Saturday, December 12, 2009

Lost for words


A colleague working in astrophysics was expressing bemusement to me yesterday about why the reputation of British science was apparently under threat, given that no evidence had actually emerged of scientific misconduct. Her specific question was: "Has anyone found evidence of an error in a published paper or dataset?" If they had, then of course the error would need to be corrected, which happens in science all the time.
Myles Allen makes a point that really needs to be made, that the supposedly scandalous emails from East Anglia have yet to reveal a scandal. As he says:
Take, for example, the "trick" of combining instrumental data and tree-ring evidence in a single graph to "hide the decline" in temperatures over recent decades that would be suggested by a naive interpretation of the tree-ring record. The journalists repeating this phrase as an example of "scientists accused of manipulating their data" know perfectly well that the decline in question is a spurious artefact of the tree-ring data that has been documented in the literature for years, and that "trick" does not mean "deceit". They also know their readers, listeners and viewers won't know this: so why do they keep doing it?
Indeed: the journalists know perfectly well that... oh, hold on, I think I have found an exception that proves the rule. Myles Allen, meet Jim Hopkins:
Because we're numb with despair. Because we feel hopeless, bludgeoned by shonky science and dodgy data into a state of abject grovelment - ashamed of our sinful selves and terrified our delicate little planet is going to hell in a (very hot) handcart.

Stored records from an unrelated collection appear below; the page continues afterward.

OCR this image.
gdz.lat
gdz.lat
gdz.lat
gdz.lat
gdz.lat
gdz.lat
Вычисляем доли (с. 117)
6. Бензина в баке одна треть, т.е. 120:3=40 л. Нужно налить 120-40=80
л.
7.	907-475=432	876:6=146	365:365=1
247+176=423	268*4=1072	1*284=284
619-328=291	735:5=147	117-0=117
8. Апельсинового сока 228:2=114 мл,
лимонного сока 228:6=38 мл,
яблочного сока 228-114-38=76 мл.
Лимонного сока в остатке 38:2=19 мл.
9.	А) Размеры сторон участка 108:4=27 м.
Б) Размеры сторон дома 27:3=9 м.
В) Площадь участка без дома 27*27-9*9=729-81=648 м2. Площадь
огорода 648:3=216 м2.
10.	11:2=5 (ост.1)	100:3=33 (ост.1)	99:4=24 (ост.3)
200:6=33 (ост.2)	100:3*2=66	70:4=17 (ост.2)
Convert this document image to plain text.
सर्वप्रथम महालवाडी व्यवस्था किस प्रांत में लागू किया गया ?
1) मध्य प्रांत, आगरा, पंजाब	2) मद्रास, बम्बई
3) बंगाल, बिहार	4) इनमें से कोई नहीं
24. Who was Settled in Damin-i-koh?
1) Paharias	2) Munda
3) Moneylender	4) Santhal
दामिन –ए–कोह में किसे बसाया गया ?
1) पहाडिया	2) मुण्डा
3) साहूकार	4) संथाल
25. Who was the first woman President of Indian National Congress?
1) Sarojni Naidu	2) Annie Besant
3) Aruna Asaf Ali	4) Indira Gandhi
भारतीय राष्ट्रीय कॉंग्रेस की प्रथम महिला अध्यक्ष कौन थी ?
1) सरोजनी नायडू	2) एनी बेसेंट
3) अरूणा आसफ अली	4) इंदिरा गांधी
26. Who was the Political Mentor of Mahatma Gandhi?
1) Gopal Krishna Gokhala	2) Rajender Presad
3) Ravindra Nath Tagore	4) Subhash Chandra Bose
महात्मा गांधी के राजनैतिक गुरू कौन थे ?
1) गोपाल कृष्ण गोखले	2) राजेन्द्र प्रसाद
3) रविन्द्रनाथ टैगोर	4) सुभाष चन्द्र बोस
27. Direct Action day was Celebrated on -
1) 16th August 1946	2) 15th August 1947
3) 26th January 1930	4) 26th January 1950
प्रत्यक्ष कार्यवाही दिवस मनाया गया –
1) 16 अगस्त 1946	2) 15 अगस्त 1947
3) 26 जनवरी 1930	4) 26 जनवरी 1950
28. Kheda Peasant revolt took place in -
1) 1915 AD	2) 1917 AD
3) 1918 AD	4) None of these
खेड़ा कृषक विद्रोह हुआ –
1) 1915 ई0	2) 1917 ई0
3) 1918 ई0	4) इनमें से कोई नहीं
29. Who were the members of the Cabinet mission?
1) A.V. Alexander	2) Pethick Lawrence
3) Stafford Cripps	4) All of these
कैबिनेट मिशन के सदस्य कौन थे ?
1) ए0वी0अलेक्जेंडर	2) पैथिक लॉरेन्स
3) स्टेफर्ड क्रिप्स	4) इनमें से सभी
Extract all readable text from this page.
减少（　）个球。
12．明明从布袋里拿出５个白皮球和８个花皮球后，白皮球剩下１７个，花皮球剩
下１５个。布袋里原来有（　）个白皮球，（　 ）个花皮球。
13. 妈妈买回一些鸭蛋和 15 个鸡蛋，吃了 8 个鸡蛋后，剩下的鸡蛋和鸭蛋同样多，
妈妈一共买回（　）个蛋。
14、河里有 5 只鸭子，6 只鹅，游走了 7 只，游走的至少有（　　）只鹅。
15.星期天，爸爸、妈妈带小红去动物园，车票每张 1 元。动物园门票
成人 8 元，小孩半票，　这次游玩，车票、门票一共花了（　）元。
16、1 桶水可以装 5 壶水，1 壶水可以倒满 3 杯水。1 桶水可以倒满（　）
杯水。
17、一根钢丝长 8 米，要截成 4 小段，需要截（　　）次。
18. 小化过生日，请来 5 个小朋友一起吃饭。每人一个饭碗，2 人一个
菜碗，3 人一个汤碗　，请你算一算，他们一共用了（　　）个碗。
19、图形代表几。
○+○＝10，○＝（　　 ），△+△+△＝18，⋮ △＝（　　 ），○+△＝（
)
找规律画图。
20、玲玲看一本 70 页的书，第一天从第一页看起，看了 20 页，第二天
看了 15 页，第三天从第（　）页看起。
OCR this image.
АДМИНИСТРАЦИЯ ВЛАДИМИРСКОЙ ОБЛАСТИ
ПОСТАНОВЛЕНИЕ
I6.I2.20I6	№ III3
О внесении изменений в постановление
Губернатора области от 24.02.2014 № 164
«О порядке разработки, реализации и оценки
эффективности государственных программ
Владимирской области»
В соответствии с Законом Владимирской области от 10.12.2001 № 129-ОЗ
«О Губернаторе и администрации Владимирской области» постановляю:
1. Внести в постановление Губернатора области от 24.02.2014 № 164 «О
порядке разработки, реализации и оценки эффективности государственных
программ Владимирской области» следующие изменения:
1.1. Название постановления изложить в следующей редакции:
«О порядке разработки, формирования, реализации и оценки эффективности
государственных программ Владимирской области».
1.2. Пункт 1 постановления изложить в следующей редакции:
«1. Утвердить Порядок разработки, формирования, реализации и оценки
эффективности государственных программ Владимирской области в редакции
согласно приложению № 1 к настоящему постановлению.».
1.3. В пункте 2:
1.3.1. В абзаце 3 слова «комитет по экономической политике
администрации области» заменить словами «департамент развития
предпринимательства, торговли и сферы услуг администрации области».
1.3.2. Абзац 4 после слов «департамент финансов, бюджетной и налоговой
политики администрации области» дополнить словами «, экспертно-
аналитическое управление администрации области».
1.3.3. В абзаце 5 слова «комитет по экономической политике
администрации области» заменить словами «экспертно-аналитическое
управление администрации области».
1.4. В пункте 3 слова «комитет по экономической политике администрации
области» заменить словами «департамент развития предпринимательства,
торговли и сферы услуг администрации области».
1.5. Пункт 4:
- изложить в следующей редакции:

It isn't and it won't. She's a tough old Mother, Earth. She's endured many truly enormous indignities - the cosmic collision that created our moon, the enormous asteroid that did for the dinosaurs, a rent in the land in Siberia that leaked lava, like blood from a wound, for one million years.
Mr Hopkins, I hope you will understand, is an idiot. He is not deceitful. He does not know the truth of the matter, yet ignore the facts to make a sensational story. He is sincere; and he is stupid. You can see that, by his reasoning; funny thing is, the Editor of the New Zealand Herald can see nothing of the kind. Mr Hopkins thinks that everything will be alright because the earth has already experienced mass extinctions, yet still is here.

Yes, I know.

You have to read this piece several times to fully appreciate how stupid is Mr Hopkins, as well as to navigate through the various meandering diversions that take him to ruminations on cricket and to writing doggerel. Mr Hopkins appears to believe that a mass extinction will not be a problem, because we have had them before. But it doesn't matter anyway because the scientists faked the data. But it does matter because it has made us unhappy and so disinclined to spend lots on Christmas.

This is not the first time that a denier has claimed that the science is fake so there is no warming but the warming doesn't matter. It is merely the first time that somebody so utterly cretinous and utterly unfunny has taken on such a complex subject and lost so clearly. Lost clearly, that is, to everybody but his Editor and the Herald's robot subs. It is a first for New Zealand. We are head-desking above our weight on a global warming stage.

2 comments:

Grace Dalley said...

OMG. [or whatever atheists take in vain] Can we deport any of these idiots off-planet? Perhaps they'd like to go mess up someplace the rest of us aren't living.

Can I have a piece of pi, please? it looks tasty.

Peter in Dundee said...

Indeed, when the Siberian traps erupted the CO2 thus released raised the temperature of the earth. Then a variety of tipping points happened (the signatures of carbon isotopes are in the rocks) such as the methane hydrates letting go and the latest one is that the lava burned a pile of coal too. That raised temperatures so much that ocean circulation stopped, completely. The oceans stratified with only the top couple of metres oxygenated. That is why 90% of marine species (all the trilobites) died and only 30% of terrestrial ones. We call the Permian mass extinction, the largest one we know of.

The genus Homo has never faced a mass extinction on anything like that scale before and there is guarantee we will survive the next one.

BTW the ocean dying is a tipping point in and of itself since in that state it is incapable of absorbing much in the way of CO2.